I had messed up so much, I thought there was no way I could fix things. Hell I had even made some mistakes more than once! I told her she was the one I wanted, I begged her to take me back and she agreed. It was a hard road though, and I fucked up a lot along the way. She didn’t trust me and nothing I did was right. At first I didn’t understand, if she loved me, why couldn’t things go back to the way they were?
One day we were talking about it and she told me the reason. The years before the break up I had always just been her girl and I had always done the right thing. The years when we were apart, I had hurt her so badly that her whole view of me had changed. I was no longer perfect in her eyes. Hearing that from her hurt so badly, even though I deserved it. Someone had loved me and thought I was the most perfect thing, and I had fucked that all up. I was no longer good and all the bad things I had thought about myself were true. I was a bad person……
“Maybe I’m Not The Right Person For You”
I kept trying though. Working everyday to show her that I really did want her and only her. We talked a lot and we realized that we were both to blame for our relationship falling apart. She saw things from my perspective and knew that she had not treated me well. I was still hurt by things she had said to me during those fights and I was afraid of becoming an emotional punching bag again. When we fought I panicked, thinking she would go back to basically hating me again. I was so scared to upset her that she started to think maybe we could never come back from things we had said to each other. Too much damage had been done.

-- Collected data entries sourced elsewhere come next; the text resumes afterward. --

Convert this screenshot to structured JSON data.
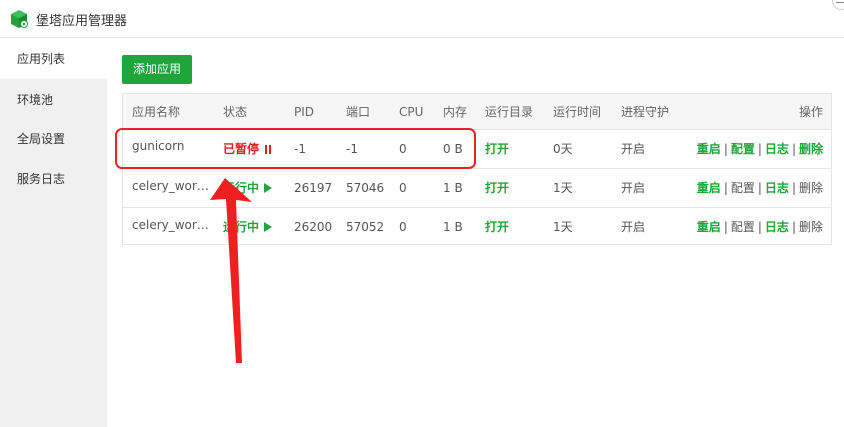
{
  "app": {
    "title": "堡塔应用管理器",
    "icon": "cube-logo-icon",
    "accent": "#20a53a"
  },
  "sidebar": {
    "items": [
      {
        "label": "应用列表",
        "active": true
      },
      {
        "label": "环境池",
        "active": false
      },
      {
        "label": "全局设置",
        "active": false
      },
      {
        "label": "服务日志",
        "active": false
      }
    ]
  },
  "toolbar": {
    "add_label": "添加应用"
  },
  "table": {
    "headers": [
      "应用名称",
      "状态",
      "PID",
      "端口",
      "CPU",
      "内存",
      "运行目录",
      "运行时间",
      "进程守护",
      "操作"
    ],
    "rows": [
      {
        "name": "gunicorn",
        "status": "已暂停",
        "status_icon": "pause-icon",
        "pid": "-1",
        "port": "-1",
        "cpu": "0",
        "mem": "0 B",
        "dir": "打开",
        "uptime": "0天",
        "guard": "开启",
        "ops": [
          "重启",
          "配置",
          "日志",
          "删除"
        ],
        "sep": "|"
      },
      {
        "name": "celery_wor…",
        "status": "运行中",
        "status_icon": "play-icon",
        "pid": "26197",
        "port": "57046",
        "cpu": "0",
        "mem": "1 B",
        "dir": "打开",
        "uptime": "1天",
        "guard": "开启",
        "ops": [
          "重启",
          "配置",
          "日志",
          "删除"
        ],
        "sep": "|"
      },
      {
        "name": "celery_wor…",
        "status": "运行中",
        "status_icon": "play-icon",
        "pid": "26200",
        "port": "57052",
        "cpu": "0",
        "mem": "1 B",
        "dir": "打开",
        "uptime": "1天",
        "guard": "开启",
        "ops": [
          "重启",
          "配置",
          "日志",
          "删除"
        ],
        "sep": "|"
      }
    ]
  },
  "annotation": {
    "color": "#f02020"
  }
}
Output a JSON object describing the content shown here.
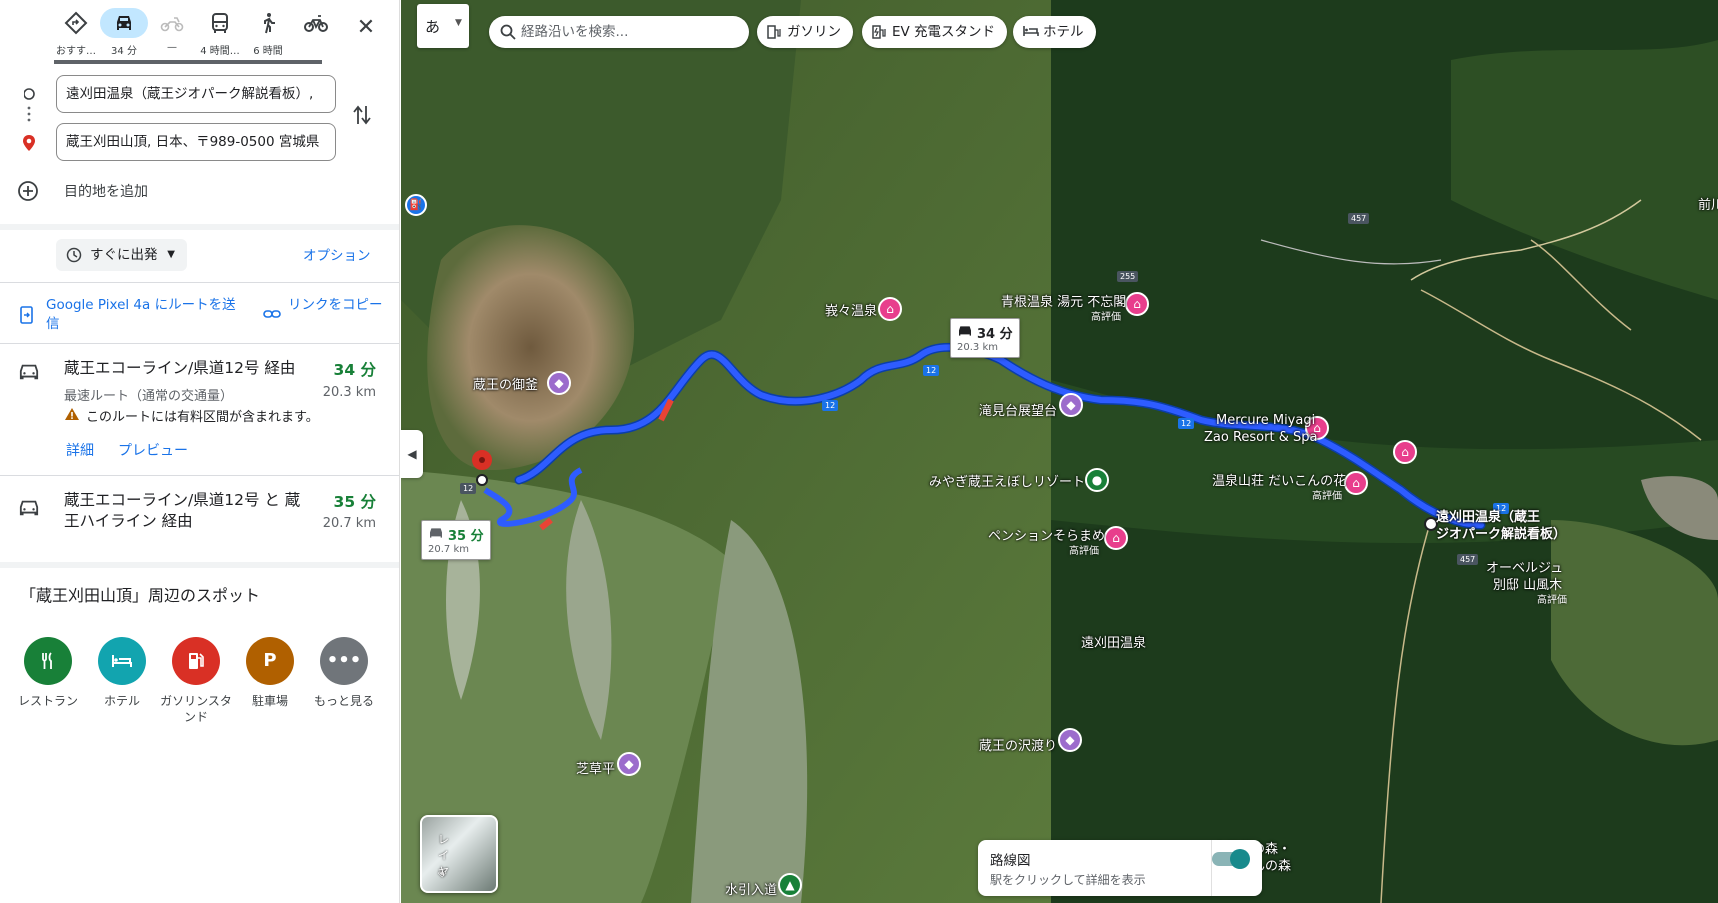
{
  "travel_modes": [
    {
      "name": "best",
      "label": "おすす…"
    },
    {
      "name": "drive",
      "label": "34 分",
      "selected": true
    },
    {
      "name": "motorcycle",
      "label": "—"
    },
    {
      "name": "transit",
      "label": "4 時間…"
    },
    {
      "name": "walk",
      "label": "6 時間"
    },
    {
      "name": "bicycle",
      "label": ""
    }
  ],
  "close_label": "✕",
  "origin": {
    "value": "遠刈田温泉（蔵王ジオパーク解説看板）, "
  },
  "destination": {
    "value": "蔵王刈田山頂, 日本、〒989-0500 宮城県"
  },
  "add_destination": "目的地を追加",
  "depart": {
    "label": "すぐに出発"
  },
  "options_label": "オプション",
  "send_to_phone": "Google Pixel 4a にルートを送信",
  "copy_link": "リンクをコピー",
  "routes": [
    {
      "title": "蔵王エコーライン/県道12号 経由",
      "time": "34 分",
      "distance": "20.3 km",
      "subtitle": "最速ルート（通常の交通量）",
      "warning": "このルートには有料区間が含まれます。",
      "details_label": "詳細",
      "preview_label": "プレビュー"
    },
    {
      "title": "蔵王エコーライン/県道12号 と 蔵王ハイライン 経由",
      "time": "35 分",
      "distance": "20.7 km"
    }
  ],
  "nearby": {
    "title": "「蔵王刈田山頂」周辺のスポット",
    "categories": [
      {
        "label": "レストラン",
        "color": "#188038",
        "icon": "fork-knife-icon"
      },
      {
        "label": "ホテル",
        "color": "#12a4af",
        "icon": "bed-icon"
      },
      {
        "label": "ガソリンスタンド",
        "color": "#d93025",
        "icon": "fuel-icon"
      },
      {
        "label": "駐車場",
        "color": "#b06000",
        "icon": "parking-icon"
      },
      {
        "label": "もっと見る",
        "color": "#70757a",
        "icon": "more-icon"
      }
    ]
  },
  "map": {
    "ime_label": "あ",
    "search_placeholder": "経路沿いを検索...",
    "chips": [
      "ガソリン",
      "EV 充電スタンド",
      "ホテル"
    ],
    "layer_label": "レイヤ",
    "transit_toggle": {
      "title": "路線図",
      "subtitle": "駅をクリックして詳細を表示"
    },
    "callouts": [
      {
        "time": "34 分",
        "distance": "20.3 km"
      },
      {
        "time": "35 分",
        "distance": "20.7 km"
      }
    ],
    "labels": {
      "okama": "蔵王の御釜",
      "gaga": "峩々温泉",
      "aone": "青根温泉 湯元 不忘閣",
      "aone_sub": "高評価",
      "takimi": "滝見台展望台",
      "mercure1": "Mercure Miyagi",
      "mercure2": "Zao Resort & Spa",
      "daikon": "温泉山荘 だいこんの花",
      "daikon_sub": "高評価",
      "eboshi": "みやぎ蔵王えぼしリゾート",
      "soramame": "ペンションそらまめ",
      "soramame_sub": "高評価",
      "togatta_origin": "遠刈田温泉（蔵王",
      "togatta_origin2": "ジオパーク解説看板）",
      "auberge1": "オーベルジュ",
      "auberge2": "別邸 山風木",
      "auberge_sub": "高評価",
      "togatta_area": "遠刈田温泉",
      "sawa": "蔵王の沢渡り",
      "shibakusa": "芝草平",
      "mizubasho1": "水芭蕉の森・",
      "mizubasho2": "どうだんの森",
      "mizuhiki": "水引入道",
      "mae": "前川"
    },
    "shields": [
      "12",
      "457",
      "255"
    ]
  }
}
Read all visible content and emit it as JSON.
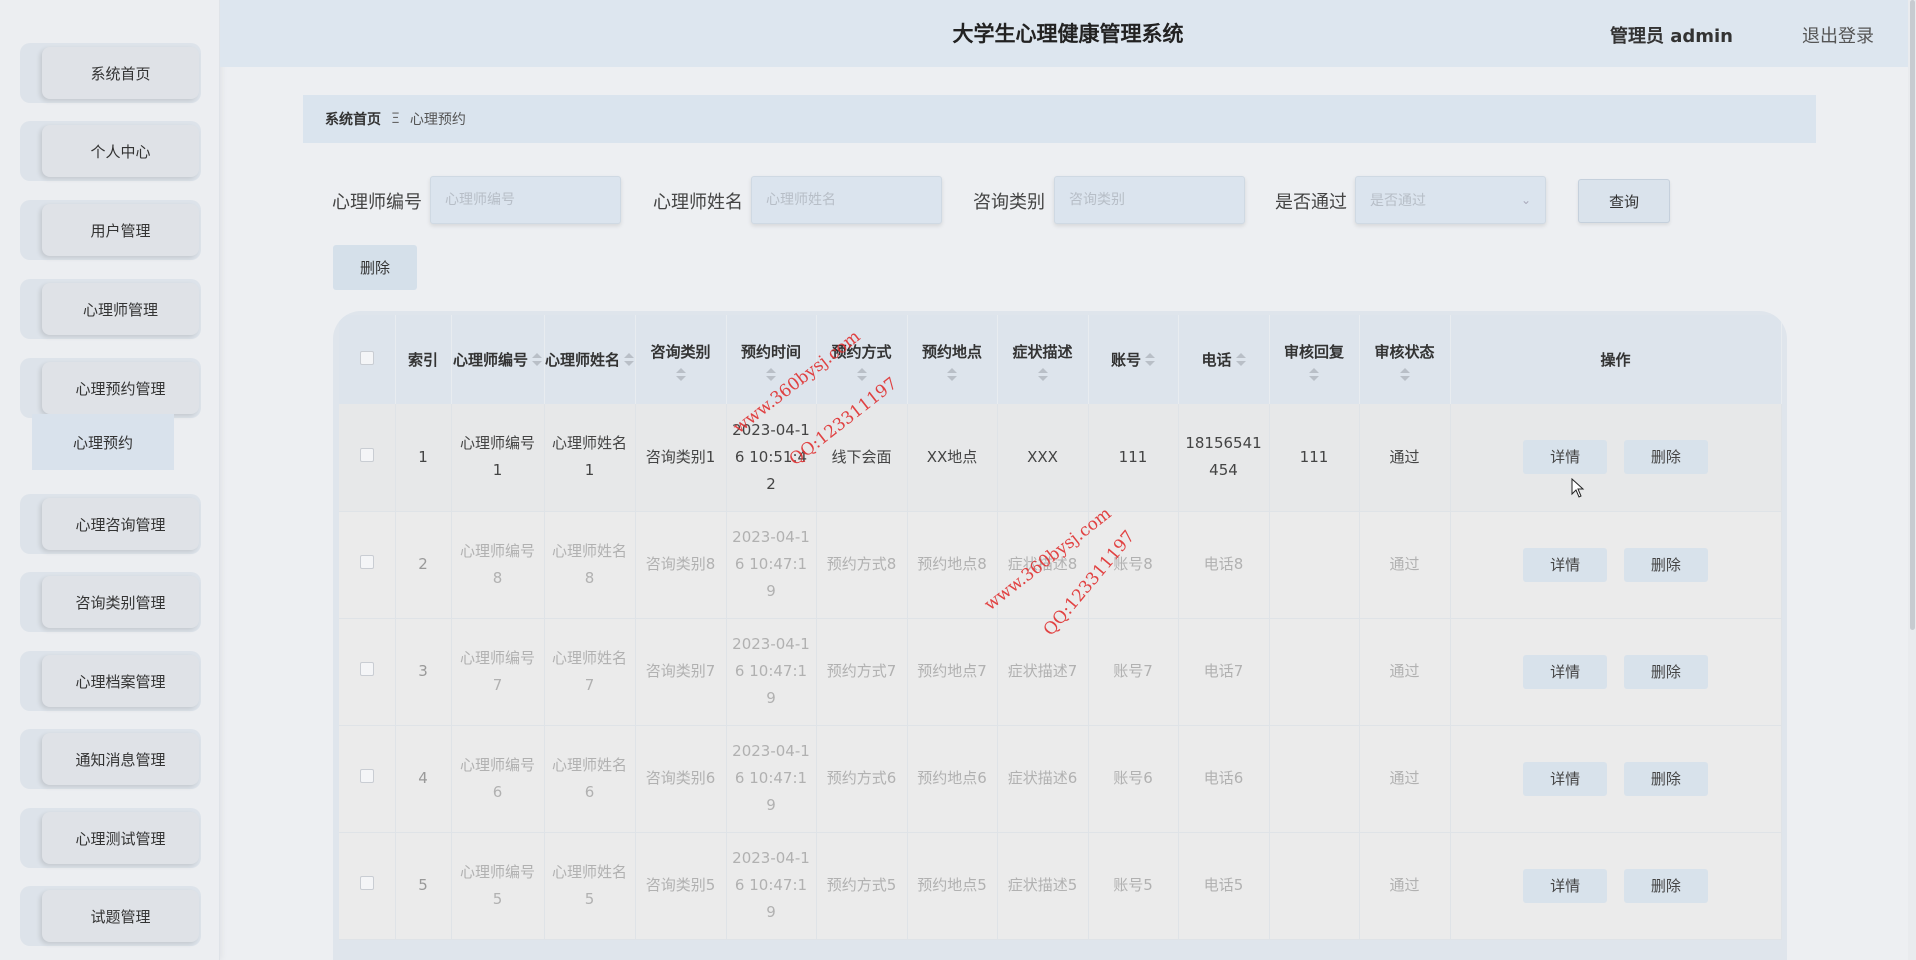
{
  "app": {
    "title": "大学生心理健康管理系统"
  },
  "header": {
    "admin_label": "管理员 admin",
    "logout_label": "退出登录"
  },
  "sidebar": {
    "items": [
      {
        "label": "系统首页"
      },
      {
        "label": "个人中心"
      },
      {
        "label": "用户管理"
      },
      {
        "label": "心理师管理"
      },
      {
        "label": "心理预约管理"
      },
      {
        "label": "心理咨询管理"
      },
      {
        "label": "咨询类别管理"
      },
      {
        "label": "心理档案管理"
      },
      {
        "label": "通知消息管理"
      },
      {
        "label": "心理测试管理"
      },
      {
        "label": "试题管理"
      }
    ],
    "sub_item": {
      "label": "心理预约"
    }
  },
  "breadcrumb": {
    "home": "系统首页",
    "separator": "Ξ",
    "current": "心理预约"
  },
  "search": {
    "fields": [
      {
        "label": "心理师编号",
        "placeholder": "心理师编号"
      },
      {
        "label": "心理师姓名",
        "placeholder": "心理师姓名"
      },
      {
        "label": "咨询类别",
        "placeholder": "咨询类别"
      },
      {
        "label": "是否通过",
        "placeholder": "是否通过"
      }
    ],
    "query_label": "查询",
    "delete_label": "删除"
  },
  "table": {
    "headers": [
      "索引",
      "心理师编号",
      "心理师姓名",
      "咨询类别",
      "预约时间",
      "预约方式",
      "预约地点",
      "症状描述",
      "账号",
      "电话",
      "审核回复",
      "审核状态",
      "操作"
    ],
    "actions": {
      "detail": "详情",
      "delete": "删除"
    },
    "rows": [
      {
        "index": "1",
        "code": "心理师编号1",
        "name": "心理师姓名1",
        "category": "咨询类别1",
        "time": "2023-04-16 10:51:42",
        "method": "线下会面",
        "place": "XX地点",
        "symptom": "XXX",
        "account": "111",
        "phone": "18156541454",
        "reply": "111",
        "status": "通过"
      },
      {
        "index": "2",
        "code": "心理师编号8",
        "name": "心理师姓名8",
        "category": "咨询类别8",
        "time": "2023-04-16 10:47:19",
        "method": "预约方式8",
        "place": "预约地点8",
        "symptom": "症状描述8",
        "account": "账号8",
        "phone": "电话8",
        "reply": "",
        "status": "通过"
      },
      {
        "index": "3",
        "code": "心理师编号7",
        "name": "心理师姓名7",
        "category": "咨询类别7",
        "time": "2023-04-16 10:47:19",
        "method": "预约方式7",
        "place": "预约地点7",
        "symptom": "症状描述7",
        "account": "账号7",
        "phone": "电话7",
        "reply": "",
        "status": "通过"
      },
      {
        "index": "4",
        "code": "心理师编号6",
        "name": "心理师姓名6",
        "category": "咨询类别6",
        "time": "2023-04-16 10:47:19",
        "method": "预约方式6",
        "place": "预约地点6",
        "symptom": "症状描述6",
        "account": "账号6",
        "phone": "电话6",
        "reply": "",
        "status": "通过"
      },
      {
        "index": "5",
        "code": "心理师编号5",
        "name": "心理师姓名5",
        "category": "咨询类别5",
        "time": "2023-04-16 10:47:19",
        "method": "预约方式5",
        "place": "预约地点5",
        "symptom": "症状描述5",
        "account": "账号5",
        "phone": "电话5",
        "reply": "",
        "status": "通过"
      }
    ]
  },
  "watermark": {
    "site": "www.360bysj.com",
    "qq": "QQ:123311197"
  },
  "colors": {
    "accent": "#dae4ee",
    "watermark": "#e03030"
  }
}
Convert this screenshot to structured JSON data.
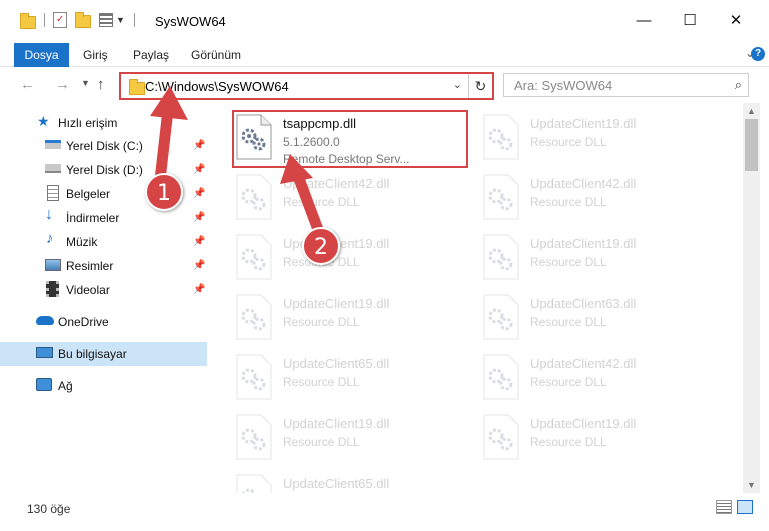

She ask me again and again if maybe was was not the right person for me. Maybe I did need to go find someone else who would love me the way I needed to be loved. I respond every time by telling her that she is the perfect person for me. See I understand that we had been so young and we had been trying to be what we thought a couple should be and neither of us was happy that way. We needed to just be us. We needed patience and communication and above all, acceptance, and those things take work, everyday.
“I Love You”
Things have been getting better and better and we have been closer than ever. I strive everyday to let her know how much I love her and that I am her partner in everything we do. She does her best to show me that she loves me too and she cares about my feelings and respects me. We are getting back on track and figuring out what we want, not what we should want. As corny as it sounds communication really is key. Lots of talking, lots, and lots of talking. It sounds tiring but the reward is being in a relationship with someone who truly is your best friend. At first it was hard but slowly we both, mostly me, learned to let go of our embarrassment and fear and to just tell the other how we really felt and what we really thought. We both also learned how to listen and accept the other persons feelings. We aren’t perfect and we still slip back into bad ha it’s sometimes but we just keep trying and the effort is enough.
Last spring I began planning to propose. It was hard finding a ring and buying it without her knowing. I worked with an artist on Etsy and ended up with a beautiful, custom ring with an 8 ct. raw sapphire, her favorite. I decided to pop the question on the anniversary of the day I asked her to be my girlfriend, August 18th.
We decided to get a hotel room and spend the weekend downtown. We went to dinner that night and I won’t tell the whole story here but she said yes and it was the happiest moment of my life! Almost 12 years after we first met we are finally getting married but honestly, in my heart I know we have already been married for a long time and we have already loved each other “for better or for worse”.
I think maybe now she might see me more the way she saw me before everything got so messed up. Not perfect, I know I will never be perfect like that to her again, but maybe a different kind of perfect, a more real kind of perfect. Before what she saw of me was an illusion but now she sees all of me and loves all of me, flaws and all. And that, I have learned, is what real love is.